# Smokey Purple Eyes



## excusememiss (Apr 30, 2014)




----------



## mosha010 (Apr 30, 2014)

Hey Hun We love your vid but it's against forum rules to post links to our own blogs and channels.. You can put the link on the signature and refer to the link there .


----------



## excusememiss (Apr 30, 2014)

Sorry, just figuring things out on spectra. Thanks!


----------



## mosha010 (Apr 30, 2014)

excusememiss said:


> Sorry, just figuring things out on spectra. Thanks!


its Ok  you can edit the signature after 10 posts and link there we love checking out new stuff!


----------



## mosha010 (Apr 30, 2014)

And by the way def out your YouTube link on ur signature. That look was seriously awesome


----------



## excusememiss (Apr 30, 2014)

Thanks! I definitely will.


----------



## Janice (May 1, 2014)

Hi there, please feel free to edit your original post and embed your video.

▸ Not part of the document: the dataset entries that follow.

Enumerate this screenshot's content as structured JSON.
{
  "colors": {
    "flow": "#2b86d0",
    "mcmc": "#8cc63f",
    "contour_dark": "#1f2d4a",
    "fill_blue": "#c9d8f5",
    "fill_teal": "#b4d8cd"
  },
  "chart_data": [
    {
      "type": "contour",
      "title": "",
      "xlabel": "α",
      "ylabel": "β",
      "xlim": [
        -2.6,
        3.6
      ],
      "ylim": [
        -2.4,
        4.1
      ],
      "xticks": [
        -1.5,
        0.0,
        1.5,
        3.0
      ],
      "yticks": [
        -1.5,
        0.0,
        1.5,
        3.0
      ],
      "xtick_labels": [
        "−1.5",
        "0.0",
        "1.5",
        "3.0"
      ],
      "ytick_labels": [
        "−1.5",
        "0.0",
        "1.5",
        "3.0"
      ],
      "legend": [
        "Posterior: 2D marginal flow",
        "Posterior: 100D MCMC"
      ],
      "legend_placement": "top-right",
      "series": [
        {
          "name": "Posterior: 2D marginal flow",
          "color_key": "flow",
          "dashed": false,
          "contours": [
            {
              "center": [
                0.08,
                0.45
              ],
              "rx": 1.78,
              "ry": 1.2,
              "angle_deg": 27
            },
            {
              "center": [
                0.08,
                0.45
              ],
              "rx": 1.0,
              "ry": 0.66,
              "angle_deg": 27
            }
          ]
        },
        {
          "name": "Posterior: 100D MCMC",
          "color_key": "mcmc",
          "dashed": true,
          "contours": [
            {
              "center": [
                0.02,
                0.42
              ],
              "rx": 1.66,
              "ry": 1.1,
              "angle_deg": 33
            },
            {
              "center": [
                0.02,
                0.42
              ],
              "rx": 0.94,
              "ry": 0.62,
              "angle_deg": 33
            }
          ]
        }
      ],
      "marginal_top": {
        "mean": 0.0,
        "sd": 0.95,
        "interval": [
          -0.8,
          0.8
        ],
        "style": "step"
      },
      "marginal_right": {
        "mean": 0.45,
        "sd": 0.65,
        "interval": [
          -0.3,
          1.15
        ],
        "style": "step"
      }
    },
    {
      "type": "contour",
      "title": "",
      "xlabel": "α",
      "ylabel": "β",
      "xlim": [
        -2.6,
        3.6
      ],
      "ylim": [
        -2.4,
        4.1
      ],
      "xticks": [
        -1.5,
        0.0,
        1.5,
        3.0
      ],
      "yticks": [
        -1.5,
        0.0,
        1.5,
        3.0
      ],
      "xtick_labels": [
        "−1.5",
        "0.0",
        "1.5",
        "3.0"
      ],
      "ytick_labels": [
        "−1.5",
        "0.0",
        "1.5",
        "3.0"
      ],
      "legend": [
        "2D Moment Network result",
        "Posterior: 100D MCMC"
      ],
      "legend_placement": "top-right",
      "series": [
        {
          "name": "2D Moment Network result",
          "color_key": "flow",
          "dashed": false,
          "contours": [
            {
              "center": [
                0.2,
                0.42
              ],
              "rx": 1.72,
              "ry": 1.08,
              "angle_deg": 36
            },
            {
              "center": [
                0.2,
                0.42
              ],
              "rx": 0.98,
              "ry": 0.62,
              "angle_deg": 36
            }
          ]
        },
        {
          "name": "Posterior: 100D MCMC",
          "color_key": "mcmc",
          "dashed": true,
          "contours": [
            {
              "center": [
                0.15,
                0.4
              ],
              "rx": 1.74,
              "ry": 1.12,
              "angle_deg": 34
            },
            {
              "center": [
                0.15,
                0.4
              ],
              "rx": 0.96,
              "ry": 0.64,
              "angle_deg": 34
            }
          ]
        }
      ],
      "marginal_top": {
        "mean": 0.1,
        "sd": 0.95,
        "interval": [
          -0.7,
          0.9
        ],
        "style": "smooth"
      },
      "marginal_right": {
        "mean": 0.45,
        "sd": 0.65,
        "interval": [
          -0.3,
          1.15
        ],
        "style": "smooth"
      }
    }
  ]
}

  In the editor (what you use to create or edit posts) along the top at the far left on the second bar of icons there is a film reel. If you click that and enter the link to your youtube video that's how you can embed it within your post so people can watch it (and you don't violate forum rules with links!).


----------



## excusememiss (May 2, 2014)

I edited the original post. Hope I embedded it correctly. Thanks for you help Janice!


----------